Как вы там строитесь? В каком состоянии дом? Напишите мне, если что-то надо будет достать из стройматериалов, обращусь в Союз писателей. Надеюсь, помогут.

Едем мы дней на 20, если погода не выгонит раньше. Мне надо быть в Москве 12–13 мая, начинается киргизская декада, а я за этот год сделался почетным киргизом, ведь перевел на русский почти всех киргизских поэтов.

Если не отменят, то слушайте 25 апреля в 21.15 по первой программе мою передачу „Ровеснику“. Мурыжили ее долго, все чего-то опасались и, наконец, решили пустить в эфир. Читает В. Лановой (киноактер, он играет Корчагина в „Как закалялась сталь“). Музыку снова написал Фляра, композитор Александр Флярковский, вы помните.

Крепко всех целую,

Роберт».

Предисловие

Адрес – это целая жизнь, ограниченная временем, номером квартиры, дома и названием улицы. Это часть тебя, иногда большая, иногда невзрачная, но все равно часть твоей памяти. Я и решила разделить свою жизнь на адреса. Мне так легче вспоминать.

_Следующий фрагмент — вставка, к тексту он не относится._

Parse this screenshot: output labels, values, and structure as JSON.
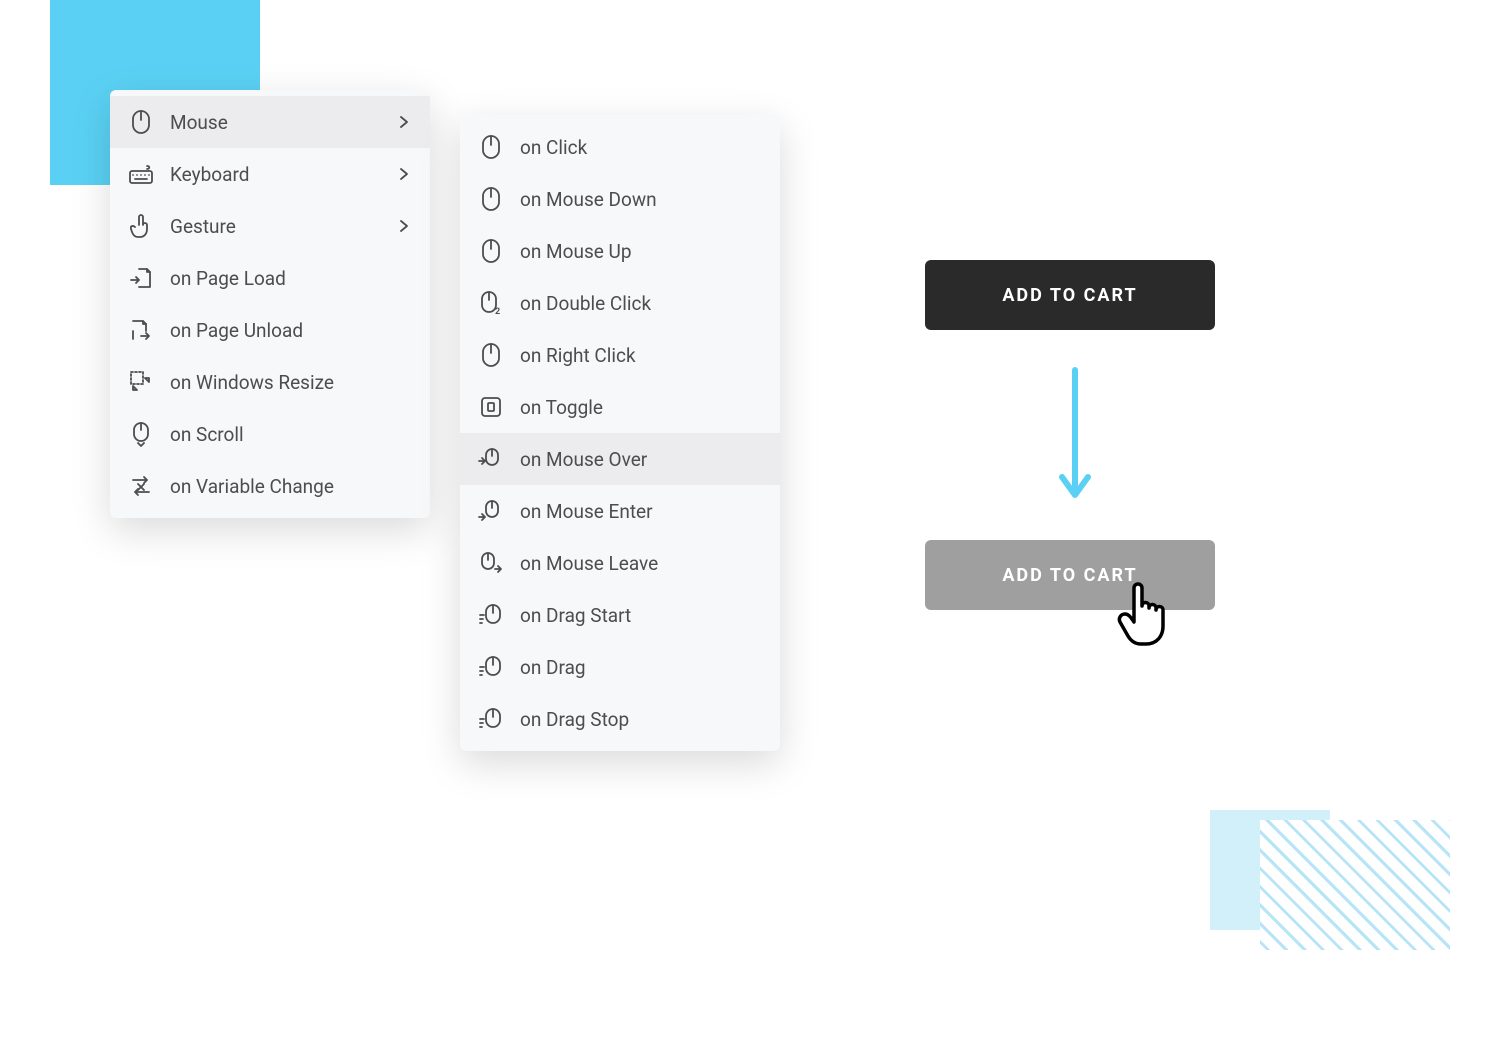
{
  "menu1": {
    "items": [
      {
        "icon": "mouse-icon",
        "label": "Mouse",
        "chevron": true,
        "hover": true
      },
      {
        "icon": "keyboard-icon",
        "label": "Keyboard",
        "chevron": true
      },
      {
        "icon": "gesture-icon",
        "label": "Gesture",
        "chevron": true
      },
      {
        "icon": "page-load-icon",
        "label": "on Page Load"
      },
      {
        "icon": "page-unload-icon",
        "label": "on Page Unload"
      },
      {
        "icon": "resize-icon",
        "label": "on Windows Resize"
      },
      {
        "icon": "scroll-icon",
        "label": "on Scroll"
      },
      {
        "icon": "variable-change-icon",
        "label": "on Variable Change"
      }
    ]
  },
  "menu2": {
    "items": [
      {
        "icon": "mouse-icon",
        "label": "on Click"
      },
      {
        "icon": "mouse-icon",
        "label": "on Mouse Down"
      },
      {
        "icon": "mouse-icon",
        "label": "on Mouse Up"
      },
      {
        "icon": "double-click-icon",
        "label": "on Double Click"
      },
      {
        "icon": "mouse-icon",
        "label": "on Right Click"
      },
      {
        "icon": "toggle-icon",
        "label": "on Toggle"
      },
      {
        "icon": "mouse-over-icon",
        "label": "on Mouse Over",
        "hover": true
      },
      {
        "icon": "mouse-enter-icon",
        "label": "on Mouse Enter"
      },
      {
        "icon": "mouse-leave-icon",
        "label": "on Mouse Leave"
      },
      {
        "icon": "drag-start-icon",
        "label": "on Drag Start"
      },
      {
        "icon": "drag-icon",
        "label": "on Drag"
      },
      {
        "icon": "drag-stop-icon",
        "label": "on Drag Stop"
      }
    ]
  },
  "buttons": {
    "dark": "ADD TO CART",
    "gray": "ADD TO CART"
  },
  "colors": {
    "accent": "#5ad1f4",
    "dark": "#2a2a2a",
    "gray": "#9f9f9f"
  }
}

Начались мои адреса с коммунального подвала в одном большом круглом дворе, где я родилась однажды летом. Но об этом уже написано в книге «Двор на Поварской». Длиннющий коридор с вечным запахом жареного лука, замызганные окна (как их ни мой) ниже уровня земли, неясное бурчание соседей за стеной, один телефон на всех с привязанным к нему карандашом и зеленая занавеска в горошек, перегораживающая и без того крохотную комнатку. Семь ступенек из темноты вверх на волю, к солнцу, на уровень земли. Вот такой он, родной подвал, который продержал меня в себе первые четыре года с самого рождения.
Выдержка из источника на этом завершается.